Looking ahead, the TDC report anticipates the use of nanotechnology becoming more widespread in all types of sports apparel for men, women and children.
It also notes that futuristic products with attached hi-tech devices have already been developed - for example MP3/iPod sports shoes and pulse-timer bras - and are positioned to spread across all major sports and fitness activities.
Of all sports, the report says that golf looks set to continue to be one of the major high-growth areas for sports products, with a 14% increase in retail sales over the past few years. Fitness activities have also become a global trend, with yoga and aerobic/Latin dance gaining popularity, encouraging sporting goods companies to introduce outfits and accessories such as yoga mats and dance outfits.
With sporting goods clientele expanding rapidly from its traditional male base to include more women and children, there has also been an increase in new indoor equipment, such as foam rollers, balance discs, rubber bands/tubes, fitballs and Masai Barefoot Technology for shoes.
There is also a continued growth in the popularity of outdoor pursuits like hiking, camping, rock climbing, kayaking and fishing in major markets like the US, notes the report.
All these factors create tremendous opportunities in retail sales of specialised equipment and clothing. However, even generic sporting goods that tend not to be influenced by such changes remain steady sellers - although even these are still highly affected by fads and fashions, the report observes.
Another key development driving the Hong Kong sporting goods industry is the "life cycle hypothesis", which theorises that as people grow older they prefer fishing, golf and exercise equipment as opposed to more strenuous sports like football and tennis.
While major markets for sports goods remain the US and the EU, which are also Hong Kong's biggest sporting goods export markets, sporting goods manufacturers are keenly eyeing mainland China with its high growth and market worth an estimated RMB 65bn in 2004.
The report describes the fitness drive sweeping across the mainland as exacerbated by the 2008 Olympic Games fever, and fueling demand for sporting goods and sporting goods manufacturers.
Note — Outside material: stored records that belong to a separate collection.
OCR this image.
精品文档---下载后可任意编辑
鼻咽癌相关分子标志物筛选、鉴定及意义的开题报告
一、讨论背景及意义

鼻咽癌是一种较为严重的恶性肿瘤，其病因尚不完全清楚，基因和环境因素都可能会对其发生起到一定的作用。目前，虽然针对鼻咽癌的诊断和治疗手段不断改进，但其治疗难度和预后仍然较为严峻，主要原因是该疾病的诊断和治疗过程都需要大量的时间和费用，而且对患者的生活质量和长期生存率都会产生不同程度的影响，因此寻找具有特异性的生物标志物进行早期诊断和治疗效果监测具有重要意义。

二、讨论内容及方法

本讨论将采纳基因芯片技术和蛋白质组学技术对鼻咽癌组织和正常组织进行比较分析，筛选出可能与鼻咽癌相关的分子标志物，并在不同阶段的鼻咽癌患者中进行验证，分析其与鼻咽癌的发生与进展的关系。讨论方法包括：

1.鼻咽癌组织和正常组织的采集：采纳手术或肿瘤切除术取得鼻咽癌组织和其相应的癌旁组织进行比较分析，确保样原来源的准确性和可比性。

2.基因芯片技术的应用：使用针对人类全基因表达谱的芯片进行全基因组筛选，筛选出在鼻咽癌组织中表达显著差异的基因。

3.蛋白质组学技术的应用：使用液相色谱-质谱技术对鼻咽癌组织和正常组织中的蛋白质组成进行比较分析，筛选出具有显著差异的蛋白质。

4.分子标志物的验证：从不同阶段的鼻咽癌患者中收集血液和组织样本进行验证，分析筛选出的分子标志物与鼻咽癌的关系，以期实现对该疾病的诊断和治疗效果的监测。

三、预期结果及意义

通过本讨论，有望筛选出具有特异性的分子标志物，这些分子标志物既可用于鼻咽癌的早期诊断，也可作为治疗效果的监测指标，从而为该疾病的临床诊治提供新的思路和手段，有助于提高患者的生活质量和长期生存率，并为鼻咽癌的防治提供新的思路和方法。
Hong Kong-listed Li Ning Group is one of the most successful local sporting goods enterprises in China, with more than 2,000 sales outlets and in excess of 1,000 product varieties. While international brands such as Nike and Adidas are projecting themselves as upmarket brands on the mainland, Li Ning appeals to the grass-roots level by creating a casual and popular brand image.
International industry barons have offshored their physical production to China, Vietnam, Indonesia and Thailand - reacting like other consumer goods sectors where R&D and marketing are processes with the highest value-added.
Hong Kong manufacturers have also largely offshored their plants to lower wage and lower land-rent countries, including neighbouring Guangdong Province on the Chinese mainland. Some Hong Kong manufacturers have also developed R&D capabilities, emulating major international players who focus their development efforts on the use of new materials and designs incorporating engineering, biomechanics and physiology.
Hong Kong companies are also increasingly appreciating the value of marketing, with endorsement agreements with sports stars and sponsorship and licence agreements with sports events proving crucial factors in product success.
Sports stars, teams and tournaments sponsored by sporting goods companies not only boost product sales, they also offer competitive advantages by providing feedback from these professionals which can often help direct R&D initiatives.
With sports fever increasing annually, and the 2008 Beijing Olympic Games now close on the horizon, Hong Kong's sporting goods industry looks all set to continue its winning streak.